Srinivasan et al.  reported a series of seven patients presenting with tandem occlusion strokes. In five out of seven cases, the proximal occlusion was due to thrombosis developed on an atherosclerotic plaque. In the other two cases the proximal occlusion was due to a dissection and to the consequences of an endoartherectomy. Six patients presented a concomitant M1 occlusion. Complete recanalization was obtained in all cases of M1 occlusion by “in situ” rt-PA injection performed through a micro-catheter navigated within the cervical occlusion. Management of the proximal occlusion varied depending on the type of underlying cause.
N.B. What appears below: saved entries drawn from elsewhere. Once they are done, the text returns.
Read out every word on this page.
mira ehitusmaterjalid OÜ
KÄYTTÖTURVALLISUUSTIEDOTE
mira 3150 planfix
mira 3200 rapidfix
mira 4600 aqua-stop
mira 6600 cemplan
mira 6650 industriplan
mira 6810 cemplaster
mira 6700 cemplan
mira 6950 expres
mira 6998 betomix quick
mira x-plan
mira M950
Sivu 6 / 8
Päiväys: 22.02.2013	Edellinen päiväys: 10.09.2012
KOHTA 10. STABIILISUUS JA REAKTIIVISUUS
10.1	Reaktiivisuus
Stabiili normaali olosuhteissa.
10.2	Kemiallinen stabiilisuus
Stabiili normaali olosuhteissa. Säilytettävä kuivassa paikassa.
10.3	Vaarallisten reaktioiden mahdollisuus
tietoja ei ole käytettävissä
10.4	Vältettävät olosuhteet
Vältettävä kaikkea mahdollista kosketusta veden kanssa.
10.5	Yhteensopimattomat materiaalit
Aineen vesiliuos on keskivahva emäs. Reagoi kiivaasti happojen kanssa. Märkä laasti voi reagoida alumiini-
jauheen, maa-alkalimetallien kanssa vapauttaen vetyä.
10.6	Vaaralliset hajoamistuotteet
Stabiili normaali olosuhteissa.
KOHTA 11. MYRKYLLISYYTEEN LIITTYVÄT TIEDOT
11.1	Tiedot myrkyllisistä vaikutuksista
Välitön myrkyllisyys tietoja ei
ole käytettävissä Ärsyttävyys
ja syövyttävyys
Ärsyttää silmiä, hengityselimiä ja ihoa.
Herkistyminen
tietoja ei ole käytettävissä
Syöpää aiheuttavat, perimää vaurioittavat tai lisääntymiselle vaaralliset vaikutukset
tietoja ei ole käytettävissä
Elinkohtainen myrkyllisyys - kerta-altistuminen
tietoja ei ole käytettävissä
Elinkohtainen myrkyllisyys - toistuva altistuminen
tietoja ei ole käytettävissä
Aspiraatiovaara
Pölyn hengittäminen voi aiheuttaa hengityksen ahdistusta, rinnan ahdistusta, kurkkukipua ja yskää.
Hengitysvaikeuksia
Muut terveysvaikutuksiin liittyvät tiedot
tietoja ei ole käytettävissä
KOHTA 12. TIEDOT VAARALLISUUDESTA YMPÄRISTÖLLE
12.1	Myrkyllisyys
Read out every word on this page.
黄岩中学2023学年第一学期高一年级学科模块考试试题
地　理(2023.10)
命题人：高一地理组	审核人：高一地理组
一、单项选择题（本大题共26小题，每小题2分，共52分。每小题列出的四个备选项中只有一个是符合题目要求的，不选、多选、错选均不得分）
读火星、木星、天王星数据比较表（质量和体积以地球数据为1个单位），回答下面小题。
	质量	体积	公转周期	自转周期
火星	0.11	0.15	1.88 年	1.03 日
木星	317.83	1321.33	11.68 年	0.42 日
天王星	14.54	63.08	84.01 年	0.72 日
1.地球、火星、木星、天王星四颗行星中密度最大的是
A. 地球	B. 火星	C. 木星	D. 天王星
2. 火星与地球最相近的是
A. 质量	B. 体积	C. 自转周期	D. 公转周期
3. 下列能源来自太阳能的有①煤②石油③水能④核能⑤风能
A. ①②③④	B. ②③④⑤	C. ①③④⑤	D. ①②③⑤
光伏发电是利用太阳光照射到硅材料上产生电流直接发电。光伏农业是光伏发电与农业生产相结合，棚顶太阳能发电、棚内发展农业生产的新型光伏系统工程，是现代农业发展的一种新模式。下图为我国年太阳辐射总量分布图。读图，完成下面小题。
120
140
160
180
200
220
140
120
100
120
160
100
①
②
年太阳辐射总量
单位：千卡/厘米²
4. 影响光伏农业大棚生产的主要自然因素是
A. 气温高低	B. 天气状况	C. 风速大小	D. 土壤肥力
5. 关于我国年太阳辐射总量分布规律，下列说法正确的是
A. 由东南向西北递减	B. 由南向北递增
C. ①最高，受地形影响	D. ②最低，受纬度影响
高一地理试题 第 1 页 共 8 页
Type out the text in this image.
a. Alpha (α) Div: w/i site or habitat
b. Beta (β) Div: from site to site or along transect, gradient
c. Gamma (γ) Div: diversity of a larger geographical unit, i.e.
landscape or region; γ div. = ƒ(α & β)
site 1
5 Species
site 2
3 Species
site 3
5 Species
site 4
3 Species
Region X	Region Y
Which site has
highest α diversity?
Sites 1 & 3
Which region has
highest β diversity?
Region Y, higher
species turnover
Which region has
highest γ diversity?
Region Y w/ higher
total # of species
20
Patients with cervical atherosclerotic plaque received angioplasty and stenting. In the case of cervical dissection, the artery was treated by deploying two covered stents along the dissected segment. Four out of six patients of this cohort showed a good clinical outcome at 1-month follow-up examination. The authors claim that in tandem occlusion stroke, the first target to be treated should be the intracranial occlusion because it is the cause of the neurological symptoms. They agree with such aptitude because in their opinion, the first purpose of the endovascular approach to tandem occlusions should be the prompt and complete recanalization of the intracranial vessel [27–30]. The first approach to the cervical carotid is performed in order to navigate the guiding catheter above the proximal occlusion. Thereafter, the intracranial occlusion is treated by using clot retriever device. Finally, the carotid cervical occlusion/stenosis is treated by medical management, stand-alone angioplasty, or angioplasty and stenting. Acute stenting is performed in cases of dissection, without collateral supply, or unstable, occlusive atherosclerotic plaque. In such instance, patient is given intravenous aspirin (250–500 mg) just upon stent placement. Stand-alone angioplasty seems to be the best approach in cases of nonocclusive thrombus. The stenting of the cervical carotid or the surgical treatment is in this case performed a few days (10–15) after the acute phase. This staged approach may reduce the risk of hemorrhagic transformation and leads to a better antiplatelet preparation of the patient.